Le porte-parole américain a dès lors dénoncé un comportement «inadmissible» et incompatible avec «celui d’une puissance responsable» et estimé que Vladimir Poutine «n’accepte et ne respecte tout simplement pas la souveraineté de l’Ukraine». «Cela fait 75 jours que (la Russie) brutalise l’Ukraine et le peuple ukrainien», a-t-il ajouté. «Et chaque fois qu’on se dit qu’ils ne peuvent pas tomber plus bas, ils prouvent qu’on a tort.»
Les États-Unis sont revenus jeudi à la charge en accusant l’armée russe d’avoir transféré «plusieurs milliers» d’Ukrainiens dans des «camps de filtration».
Invitée mercredi à s’exprimer sur BFMTV, la vice-première ministre ukrainienne Iryna Verechtchouk est revenue sur ce phénomène. Relevant un chiffre moindre, avec près de 460 000 personnes déportées dont des enfants orphelins, elle affirme que pas moins de «6500 camps de filtration ont été créés en Russie». «C’est un crime absolu contre l’humanité, dénonce-t-elle. Et cela aura bien sûr des conséquences juridiques.»

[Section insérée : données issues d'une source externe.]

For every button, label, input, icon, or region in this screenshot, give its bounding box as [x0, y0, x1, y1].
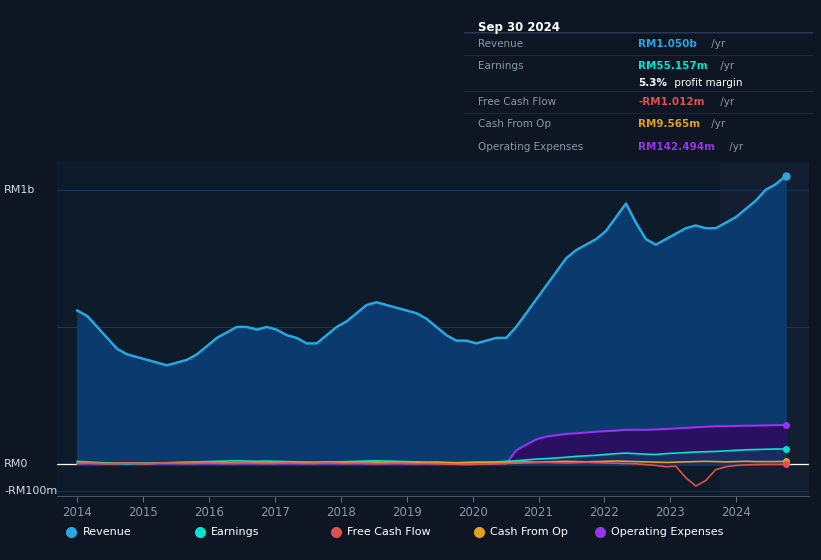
Text: /yr: /yr — [717, 61, 734, 71]
Text: -RM100m: -RM100m — [4, 487, 57, 497]
Text: RM1b: RM1b — [4, 185, 35, 195]
Text: /yr: /yr — [726, 142, 743, 152]
Text: RM142.494m: RM142.494m — [639, 142, 715, 152]
Text: Revenue: Revenue — [83, 528, 131, 537]
Text: Cash From Op: Cash From Op — [478, 119, 551, 129]
Text: /yr: /yr — [708, 39, 726, 49]
Text: Revenue: Revenue — [478, 39, 523, 49]
Text: RM9.565m: RM9.565m — [639, 119, 700, 129]
Text: Earnings: Earnings — [211, 528, 259, 537]
Text: Free Cash Flow: Free Cash Flow — [347, 528, 430, 537]
Text: 5.3%: 5.3% — [639, 78, 667, 88]
Text: Free Cash Flow: Free Cash Flow — [478, 97, 556, 107]
Text: profit margin: profit margin — [672, 78, 743, 88]
Text: -RM1.012m: -RM1.012m — [639, 97, 704, 107]
Text: Operating Expenses: Operating Expenses — [612, 528, 723, 537]
Text: /yr: /yr — [708, 119, 726, 129]
Text: /yr: /yr — [717, 97, 734, 107]
Text: Operating Expenses: Operating Expenses — [478, 142, 583, 152]
Text: Sep 30 2024: Sep 30 2024 — [478, 21, 560, 34]
Text: RM0: RM0 — [4, 459, 29, 469]
Text: Cash From Op: Cash From Op — [490, 528, 568, 537]
Text: RM1.050b: RM1.050b — [639, 39, 697, 49]
Text: Earnings: Earnings — [478, 61, 523, 71]
Text: RM55.157m: RM55.157m — [639, 61, 708, 71]
Bar — [720, 162, 815, 496]
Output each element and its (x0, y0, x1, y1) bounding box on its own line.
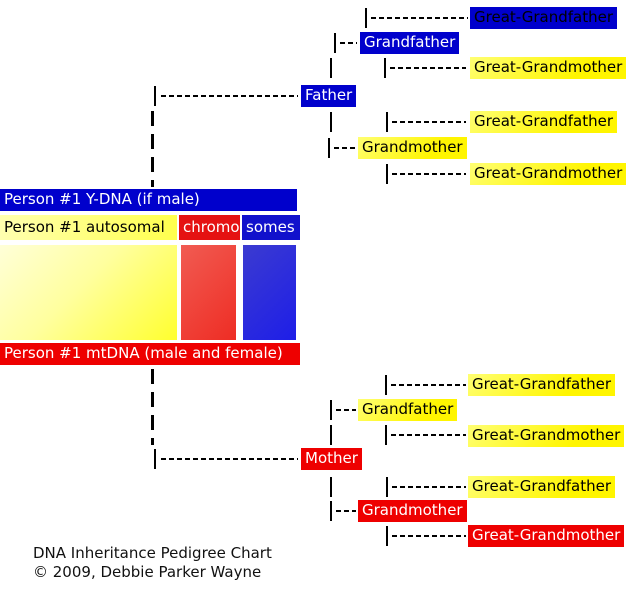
connector-pipe (385, 425, 387, 445)
connector-pipe (385, 375, 387, 395)
person1-autosomal-label-chromo: chromo (179, 215, 240, 240)
person1-autosomal-label-somes: somes (242, 215, 300, 240)
connector-pipe (154, 449, 156, 469)
connector-pipe (330, 425, 332, 445)
node-paternal-great-grandfather-2: Great-Grandfather (470, 111, 617, 133)
connector-pipe (328, 138, 330, 158)
connector-dashes (336, 409, 356, 411)
connector-pipe (330, 501, 332, 521)
node-mother: Mother (301, 448, 362, 470)
connector-dashes (392, 535, 466, 537)
connector-dashes (371, 17, 468, 19)
connector-pipe (386, 477, 388, 497)
connector-pipe (330, 112, 332, 132)
person1-autosomal-label: Person #1 autosomal (0, 215, 177, 240)
autosomal-block-red (181, 245, 236, 340)
connector-pipe (386, 112, 388, 132)
autosomal-block-blue (243, 245, 296, 340)
connector-trunk-father (151, 111, 154, 187)
connector-pipe (386, 526, 388, 546)
connector-pipe (334, 33, 336, 53)
node-paternal-great-grandmother-2: Great-Grandmother (470, 163, 627, 185)
node-paternal-grandfather: Grandfather (360, 32, 460, 54)
node-paternal-great-grandmother-1: Great-Grandmother (470, 57, 627, 79)
node-maternal-great-grandmother-1: Great-Grandmother (468, 425, 625, 447)
connector-pipe (330, 400, 332, 420)
node-father: Father (301, 85, 357, 107)
connector-dashes (161, 458, 298, 460)
node-maternal-great-grandfather-2: Great-Grandfather (468, 476, 615, 498)
connector-dashes (161, 95, 298, 97)
chart-caption: DNA Inheritance Pedigree Chart © 2009, D… (33, 544, 272, 582)
connector-pipe (330, 58, 332, 78)
connector-pipe (384, 58, 386, 78)
node-paternal-grandmother: Grandmother (358, 137, 467, 159)
connector-dashes (391, 434, 466, 436)
connector-dashes (391, 384, 466, 386)
connector-dashes (392, 486, 466, 488)
node-maternal-great-grandmother-2: Great-Grandmother (468, 525, 625, 547)
connector-trunk-mother (151, 369, 154, 445)
connector-dashes (340, 42, 357, 44)
connector-pipe (365, 8, 367, 28)
person1-ydna-bar: Person #1 Y-DNA (if male) (0, 189, 297, 211)
chart-title: DNA Inheritance Pedigree Chart (33, 544, 272, 562)
connector-pipe (330, 477, 332, 497)
connector-dashes (392, 121, 466, 123)
node-maternal-grandfather: Grandfather (358, 399, 458, 421)
chart-copyright: © 2009, Debbie Parker Wayne (33, 563, 262, 581)
connector-dashes (334, 147, 356, 149)
person1-mtdna-bar: Person #1 mtDNA (male and female) (0, 343, 300, 365)
node-maternal-great-grandfather-1: Great-Grandfather (468, 374, 615, 396)
connector-dashes (392, 173, 466, 175)
node-maternal-grandmother: Grandmother (358, 500, 467, 522)
node-paternal-great-grandfather-1: Great-Grandfather (470, 7, 617, 29)
connector-pipe (386, 164, 388, 184)
connector-pipe (154, 86, 156, 106)
connector-dashes (336, 510, 356, 512)
autosomal-block-yellow (0, 245, 177, 340)
connector-dashes (390, 67, 466, 69)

Quelques instants plus tôt, c’est Sergueï Gaïdaï, gouverneur de la région ukrainienne de Louhansk, qui évoquait ces mêmes déportations auprès de la chaîne française. Assurant que la Russie menait là une «politique génocidaire», il a déclaré: «Ils déshabillent les gens, ils cherchent des tatouages, des signes de ports d’armes. Ils recherchent les Ukrainiens qui sont en rapport avec les militaires, les forces de l’ordre. Ils essayent aussi de séparer les familles. C’est une sélection».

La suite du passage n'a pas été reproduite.